Patterns from Static: Philosophy and the Question Concerning Statistics
Preface
We shall not cease from exploration
And the end of all our exploring
Will be to arrive where we started
And know the place for the first time.
— T.S. Eliot, Little Gidding
Statistics, data science, and AI
I began writing this book in 2018. At that time, data science was a relatively new field and data science degree programs were just beginning to emerge. Pioneering data science programs at University of California Berkeley and New York University emerged in the 2010s; the BA in Statistics and Data Science at the University of Colorado Boulder (CU Boulder)—my home institution at the time of this writing—launched in 2018, with the launch of the MS in Data Science in fall 2021.
At CU Boulder, like most universities, statistics—alongside computing and domain knowledge—is one of three foundational pillars of data science programs. Thus, the explosion of data science meant an explosion in the engagement with, and application of, statistical methods. But use of statistics does not equate to correct use of statistics. The rise of data science correlated with a rise of various misinterpretations and misuses of statistics. One goal of this book is to encourage students to engage with statistical concepts and reasoning on a philosophical level, to distinguish between correct and incorrect uses of statistics. Another goal is more ambitious: to encourage those who are not students of statistics to see the discipline, not as a branch of math or technical field, but as conceptually rich and inherently interesting. Thus, this book may also be of interest to anyone curious about philosophy or science.
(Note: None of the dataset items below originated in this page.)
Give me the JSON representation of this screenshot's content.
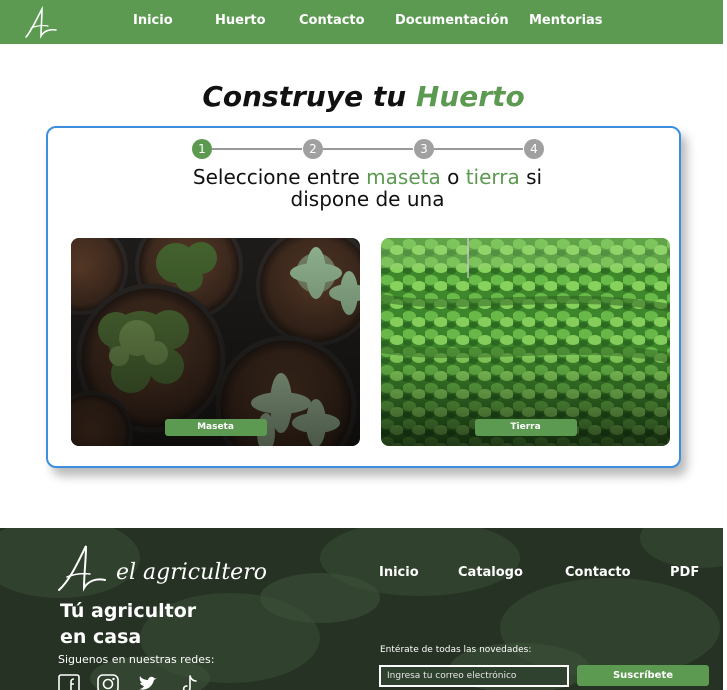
{
  "nav": {
    "logo_icon": "leaf-script-logo-icon",
    "items": [
      "Inicio",
      "Huerto",
      "Contacto",
      "Documentación",
      "Mentorias"
    ]
  },
  "main": {
    "title_part1": "Construye tu",
    "title_part2": "Huerto",
    "steps": [
      "1",
      "2",
      "3",
      "4"
    ],
    "active_step": 1,
    "prompt": {
      "p1": "Seleccione entre",
      "option1": "maseta",
      "p2": "o",
      "option2": "tierra",
      "p3": "si",
      "p4": "dispone de una"
    },
    "options": [
      {
        "label": "Maseta",
        "image": "potted-succulents-photo"
      },
      {
        "label": "Tierra",
        "image": "lettuce-field-photo"
      }
    ]
  },
  "footer": {
    "brand": "el agricultero",
    "tagline_line1": "Tú agricultor",
    "tagline_line2": "en casa",
    "social_label": "Siguenos en nuestras redes:",
    "social_icons": [
      "facebook-icon",
      "instagram-icon",
      "twitter-icon",
      "tiktok-icon"
    ],
    "links": [
      "Inicio",
      "Catalogo",
      "Contacto",
      "PDF"
    ],
    "newsletter_label": "Entérate de todas las novedades:",
    "email_placeholder": "Ingresa tu correo electrónico",
    "subscribe_label": "Suscríbete"
  },
  "colors": {
    "brand_green": "#5c9a52",
    "card_border": "#3e8ee0",
    "step_inactive": "#a0a0a0",
    "footer_bg": "#2e3d2c"
  }
}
In my experience, this conceptual approach is novel. Statistics courses often present statistics as a sub-discipline of math and teach statistical methods as “recipes” for producing inferences. It is much less common that statistics courses engage in the philosophical, conceptual, and inferential underpinnings clearly threaded through the discipline. I believe it is this kind of engagement that makes one a stronger statistical thinker, and user of statistics.
As a pillar of data science, statistics is of instrumental value. Statistics helps practitioners—scientists, entrepreneurs, domain experts—answer research and business questions. Now, in the age of AI, where methods and “recipes” can be automated, it’s worth considering whether statistics has some deeper, perhaps intrinsic, value. Why study statistics if computers can deploy methods on our behalf? I believe that there is still value in studying statistics. Statistics is about inference. And to infer is deeply human. As a human endeavor, inference is messy. Philosophers and statisticians are in deep disagreement about the nature of inference; about how we go from “what?” to “why?” (Pearl & Mackenzie, 2018). A deeper study and engagement with philosophical questions may help us gain clarity on the nature of inference. For those of us with some familiarity with statistics, this deeper engagement may help us “arrive where we started” in our statistics journeys, and “know the place for the first time.”
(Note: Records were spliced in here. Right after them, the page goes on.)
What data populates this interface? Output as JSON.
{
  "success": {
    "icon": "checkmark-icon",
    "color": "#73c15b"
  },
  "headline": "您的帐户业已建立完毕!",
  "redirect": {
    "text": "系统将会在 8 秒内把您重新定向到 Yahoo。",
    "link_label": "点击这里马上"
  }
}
How I used AI in this book
The majority of this book was written—and parts posted to the web in various places—before AI became widely available. My view is that writing is a human activity, and one that makes one’s mind and one’s views sharper. To hand that activity over to a computer is to miss the point of what writing can and ought to be. Maybe one day that view will seem quaint.
Nothing in this book was written by AI. With that said, I did use AI (primarily ChatGPT) in the following ways:
To explore some possible citations for an argument or description that I was giving (e.g., “I think person X used the following analogy, but I can’t remember the citation. Help?”)
To generate BibTex code for citations.
To test some of my ideas and arguments in chapter 3 and chapter 4; to generate one example in chapter 3; and for proofreading. For example, in a few occasions, I gave ChatGPT my account of someone’s position and asked whether it was a fair characterization. I was hesitant to do any of these things with AI. But, unfortunately, in 2024, my primary conversation partner (Ian) finished his PhD and moved back east, and very few colleagues or other students were available to discuss some of these niche topics. With that said, the sycophantic nature of AI made it such that I did not always gain from these exchanges.
To help convert my original writing format—LaTeX—to a web book. ChatGPT helped me write documents to use Pandocs to convert LaTeXto Markdown, and ultimately to a Quarto web book. These are tasks that have no real value to me beyond their finished product, and I happily surrendered them to AI!
To help with website copy. I am not in marketing. I had a set of ideas about how this book fits into the new AI landscape. I shared those ideas with ChatGPT to help move away from my more academic tone and toward something with more of a hook.